Dan McLean loved the job of a respiratory therapist at the Royal Inland Hospital in Kamloops, BC, but his ten-year career was derailed by a hunting accident that left a bullet in his spine.
McLean, 52, has been learning to live his new paraplegic life for the past two years, and thanks to a documentary, he has been able to learn from other men who also have spinal cord injuries and mobility problems.
“I’m good friends with all the kids and it’s good. It’s like another family,” she told CBC Shelley Joyce of Accessible Okanagan, a support group she co-wrote during the making of the award-winning documentary Wheel reinvention.
Directed by Kelowna-based director Ryan Tebbutt, it won Best Documentary for Best Feature Documentary at the Toronto Independent Film Awards and at the Chelsea Film Festival in New York last year and at the Rhine International Film Festival at the Rhine International Film Festival.
CLOCKS Trailer of Re-inventing the Wheel
Tebbutt says that in 2019 he initially wanted to focus the film only on Accessible Okanagan members and McLean’s addition to the film was a complete coincidence.
“We had already received funding to make the film,” he told CBC Dawn of Kamloops. “And then we heard about a brand new injury that happened in the community – and that was Dan.”
“We called Dan two or three months after the injury. He had no idea who you were and we said, ‘Hi, we’m some Kelowna filmmakers and we’re hoping to make a documentary,'” Tebbutt said. And in fact we are somewhat shocked. But he did it! “
McLean says he felt uncomfortable at first when he was part of a movie, but decided to give it a try.
“It was not something I was comfortable with, but it’s all – like since the accident was in a wheelchair – it was just another thing I had to do,” he said.
“There [are] So many things in my life at that time I felt uncomfortable, and this is just another … I was just like, “Why not?” “
In the documentary, McLean says that he used to consider himself self-sufficient and did not need help from anyone.
But he gained a new perspective after spending time with the support team.
“I learned a lot from these guys. I could only learn things by talking to them in a matter of seconds.
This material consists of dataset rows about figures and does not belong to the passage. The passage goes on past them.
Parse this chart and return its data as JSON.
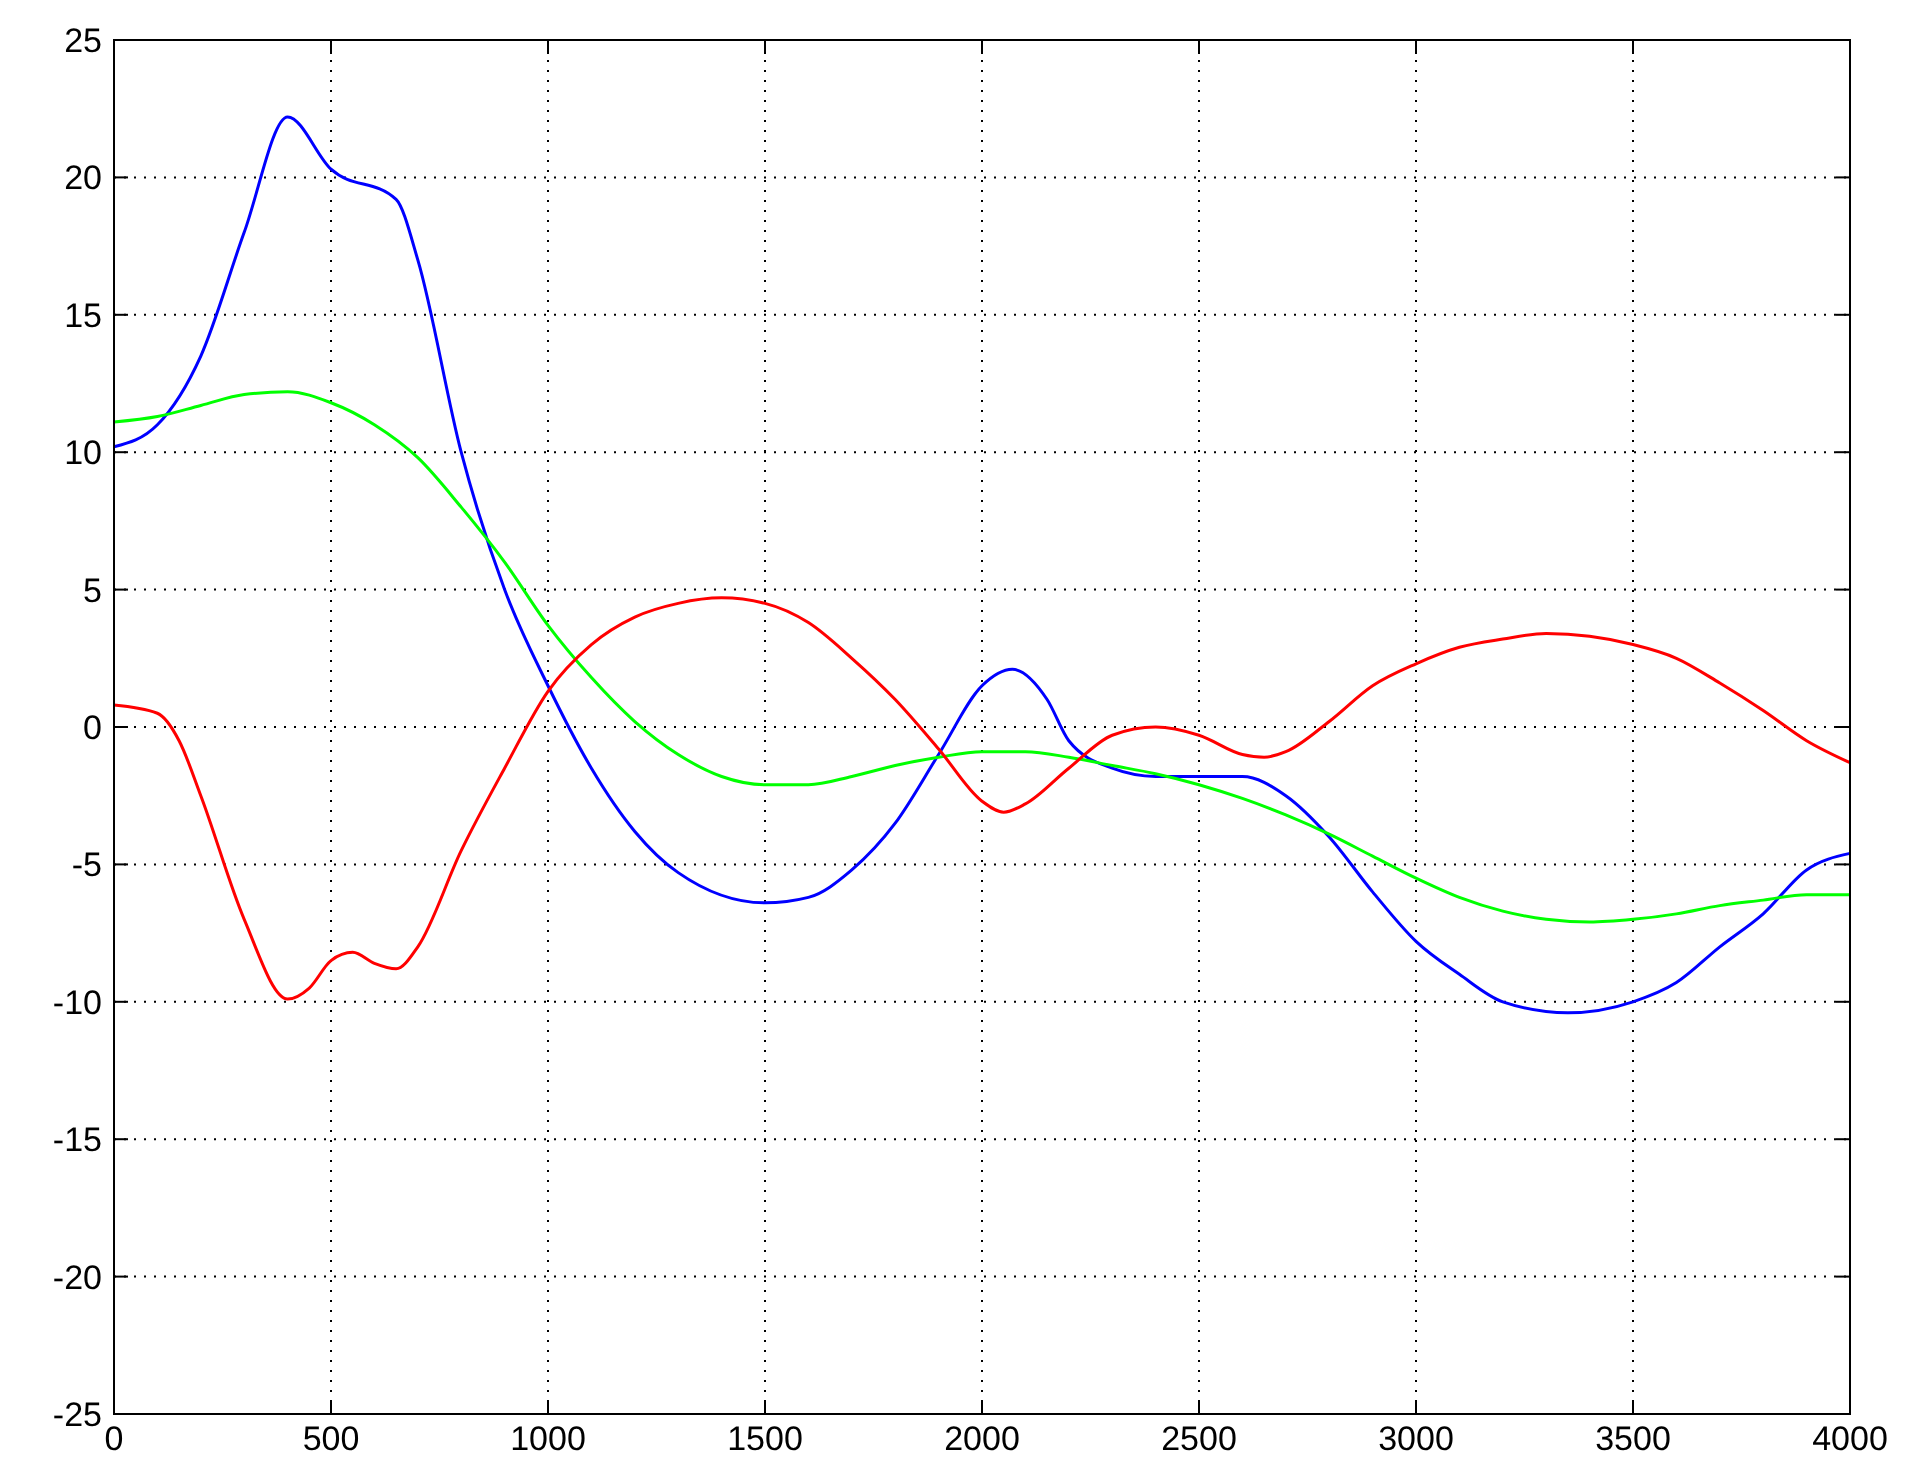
{
  "chart_data": {
    "type": "line",
    "xlim": [
      0,
      4000
    ],
    "ylim": [
      -25,
      25
    ],
    "xticks": [
      0,
      500,
      1000,
      1500,
      2000,
      2500,
      3000,
      3500,
      4000
    ],
    "yticks": [
      -25,
      -20,
      -15,
      -10,
      -5,
      0,
      5,
      10,
      15,
      20,
      25
    ],
    "grid": true,
    "line_style": "solid",
    "series": [
      {
        "color": "#0000ff",
        "x": [
          0,
          100,
          200,
          300,
          400,
          500,
          650,
          700,
          800,
          900,
          1000,
          1100,
          1200,
          1300,
          1500,
          1600,
          1700,
          1800,
          1900,
          2000,
          2070,
          2150,
          2200,
          2300,
          2400,
          2600,
          2700,
          2800,
          2900,
          3000,
          3100,
          3200,
          3350,
          3500,
          3600,
          3700,
          3800,
          3900,
          4000
        ],
        "values": [
          10.2,
          11,
          13.5,
          18,
          22.2,
          20.3,
          19.2,
          17,
          10,
          5,
          1.5,
          -1.5,
          -3.8,
          -5.3,
          -6.4,
          -6.2,
          -5.2,
          -3.5,
          -1,
          1.5,
          2.1,
          1,
          -0.5,
          -1.5,
          -1.8,
          -1.8,
          -2.5,
          -4,
          -6,
          -7.8,
          -9,
          -10,
          -10.4,
          -10,
          -9.3,
          -8,
          -6.8,
          -5.2,
          -4.6
        ]
      },
      {
        "color": "#00ff00",
        "x": [
          0,
          100,
          200,
          300,
          400,
          500,
          600,
          700,
          800,
          900,
          1000,
          1100,
          1200,
          1300,
          1400,
          1500,
          1600,
          1700,
          1800,
          1900,
          2000,
          2100,
          2200,
          2300,
          2400,
          2500,
          2600,
          2700,
          2800,
          2900,
          3000,
          3100,
          3200,
          3300,
          3400,
          3500,
          3600,
          3700,
          3800,
          3900,
          4000
        ],
        "values": [
          11.1,
          11.3,
          11.7,
          12.1,
          12.2,
          11.8,
          11,
          9.8,
          8,
          6,
          3.7,
          1.8,
          0.2,
          -1,
          -1.8,
          -2.1,
          -2.1,
          -1.8,
          -1.4,
          -1.1,
          -0.9,
          -0.9,
          -1.1,
          -1.4,
          -1.7,
          -2.1,
          -2.6,
          -3.2,
          -3.9,
          -4.7,
          -5.5,
          -6.2,
          -6.7,
          -7,
          -7.1,
          -7,
          -6.8,
          -6.5,
          -6.3,
          -6.1,
          -6.1
        ]
      },
      {
        "color": "#ff0000",
        "x": [
          0,
          100,
          150,
          200,
          300,
          400,
          450,
          500,
          550,
          600,
          650,
          700,
          800,
          900,
          1000,
          1100,
          1200,
          1300,
          1400,
          1500,
          1600,
          1700,
          1800,
          1900,
          2000,
          2050,
          2100,
          2200,
          2300,
          2400,
          2500,
          2600,
          2650,
          2700,
          2800,
          2900,
          3000,
          3100,
          3200,
          3300,
          3400,
          3500,
          3600,
          3700,
          3800,
          3900,
          4000
        ],
        "values": [
          0.8,
          0.5,
          -0.5,
          -2.5,
          -7,
          -9.9,
          -9.5,
          -8.5,
          -8.2,
          -8.6,
          -8.8,
          -8,
          -4.5,
          -1.5,
          1.3,
          3,
          4,
          4.5,
          4.7,
          4.5,
          3.8,
          2.5,
          1,
          -0.8,
          -2.7,
          -3.1,
          -2.8,
          -1.5,
          -0.3,
          0,
          -0.3,
          -1,
          -1.1,
          -0.9,
          0.2,
          1.5,
          2.3,
          2.9,
          3.2,
          3.4,
          3.3,
          3,
          2.5,
          1.6,
          0.6,
          -0.5,
          -1.3
        ]
      }
    ]
  }
}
It would take me years to figure it out,” McLean said. “No matter how I get the chair in my car now, it’s still a skill I’m working on, but they could have given me different indicators.”
Stu Wymer, a Kamloops boiler manufacturer who became quadriplegic in a car accident in 2007, joined the Accessible Okanagan nine years ago. He says that sometimes it is difficult to solve problems on your own.
“You have to think outside the box to do some of these things,” Wymer, 44, told Joyce. “Ask someone, and there [are] three different ways to skin the same cat “.
Wymer says he lives with nervous breakdowns, but still has an active life. He has been playing wheelchair rugby for 13 years and recently purchased a school bus to transport fellow wheelchair users.
He says he will not call himself a leader for the disabled community.
“I’m just trying to set an example, to let them know you can do it. Do not put obstacles in front of him,” he said.
And Wymer says he will not even call himself an actor.
“It’s the best place for it [the documentary] “It’s that they were arrested in real life – we did not have to do it again,” he said. “Take it or leave it – they are us and that is what makes us who we are.”